Astrance. Renouveau.
Peur d'être déçue ? Peur du passé ? Peur de toutes les critiques ? J'ai hésité pendant toute une année avant de me décider à y aller.
Les photos et les explications des deux repas à l'Astrance sont regroupées à la fin de l'article.
S’il y a bien un restaurant qui semblait damné ces dernières années, c’est l’Astrance. Rares sont les établissements qui ont suscité autant d’émotions très personnelles, entre jalousie, sympathie, compassion, tristesse. Du pinacle de la cuisine française, le restaurant, qui, jadis, à son ancienne adresse rue Beethoven figurait parmi les deux restaurants les plus difficiles à réserver de la capitale, est tombé dans un cruel oubli.
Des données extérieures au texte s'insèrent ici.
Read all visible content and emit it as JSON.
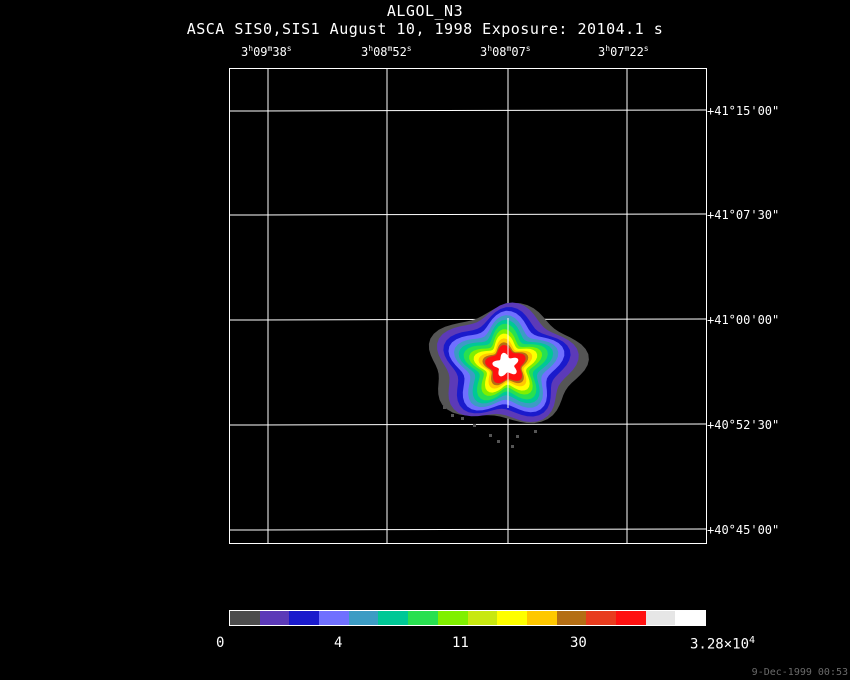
{
  "header": {
    "title": "ALGOL_N3",
    "subtitle": "ASCA SIS0,SIS1 August 10, 1998 Exposure: 20104.1 s"
  },
  "ra_labels": [
    {
      "h": "3",
      "hs": "h",
      "m": "09",
      "ms": "m",
      "s": "38",
      "ss": "s"
    },
    {
      "h": "3",
      "hs": "h",
      "m": "08",
      "ms": "m",
      "s": "52",
      "ss": "s"
    },
    {
      "h": "3",
      "hs": "h",
      "m": "08",
      "ms": "m",
      "s": "07",
      "ss": "s"
    },
    {
      "h": "3",
      "hs": "h",
      "m": "07",
      "ms": "m",
      "s": "22",
      "ss": "s"
    }
  ],
  "dec_labels": [
    "+41°15'00\"",
    "+41°07'30\"",
    "+41°00'00\"",
    "+40°52'30\"",
    "+40°45'00\""
  ],
  "colorbar": {
    "colors": [
      "#4d4d4d",
      "#5c3ab8",
      "#1a1acc",
      "#7070ff",
      "#3c9cc4",
      "#00c896",
      "#28e050",
      "#80f000",
      "#c8e810",
      "#ffff00",
      "#ffc800",
      "#b46e14",
      "#e83c1e",
      "#ff1010",
      "#e6e6e6",
      "#ffffff"
    ],
    "tick_labels": [
      "0",
      "4",
      "11",
      "30",
      "3.28×10"
    ],
    "max_exponent": "4"
  },
  "datestamp": "9-Dec-1999 00:53",
  "image": {
    "contour_colors": {
      "gray": "#555555",
      "purple": "#5c3ab8",
      "blue": "#1a1acc",
      "lightblue": "#7070ff",
      "cyan": "#3c9cc4",
      "teal": "#00c896",
      "green": "#28e050",
      "yellowgreen": "#80f000",
      "yellow": "#ffff00",
      "orange": "#ffc800",
      "brown": "#b46e14",
      "red": "#ff1010",
      "white": "#ffffff"
    }
  }
}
J’ai rencontré l’Astrance pour la première fois en 2007, lors de sa consécration par le Michelin. Trois restaurants avaient obtenu la récompense suprême cette année-là à Paris. Ce fut la dernière fois qu’il y en eut autant d’un coup. Parmi les trois, l’Astrance était le seul que je ne connaissais pas du tout, même pas de nom. C’est dire à quel point il était discret, ne faisant aucune publicité, connu d’un cercle étroit d’initiés qui venaient non pas pour le bling mais pour la cuisine.
Trois étoiles au Michelin
Car l’Astrance n’avait rien d’un restaurant triplement étoilé. Dans cette minuscule rue Beethoven, la façade vitrée donnait sur une petite salle dotée d’une mezzanine. L’intérieur était sobre « fait maison » (les patrons avaient installé eux-mêmes les lumières). Sur la table, aucune vaisselle de renom, à part une seule petite assiette Bernardaud, sans doute la moins chère. Ni Christofle ni Baccarat, mais des couverts inox et des verres inconnus. Malgré les nappes et serviettes en vrai tissu, l’Astrance a toujours arboré un air sans prétention tout à fait sincère car Pascal Barbot et Christophe Rohat avaient grimpé les échelons de la très haute gastronomie « sans faire exprès » après avoir ouvert ce lieu sans grande ambition au tournant du siècle. Alors on pourrait dire que la troisième étoile qui lui fut attribuée en 2007 était révolutionnaire pour le Bibendum, dans une époque où la table simplement en bois, tendance aujourd’hui, était impensable (en Europe, ce n’est qu’en 2010 que le triplement étoilé Le Calandre à Rumano en Italie, abandonnera la nappe tout en conservant ses étoiles).
En 2007, Pascal Barbot m’avait profondément séduite avec sa cuisine vive, originale, différente, humble, drôle, précise, délicieuse et absolument inoubliable. Et j’ai adoré le restaurant, orchestré par Christophe Rohat avec son humour, son accueil, sa conversation, son professionnalisme. L’Astrance était un lieu étonnant car, à la fois profondément modeste et exigeante, stimulant les sens tout autant que l’intellect, elle était unique au monde sans aucun effort conscient.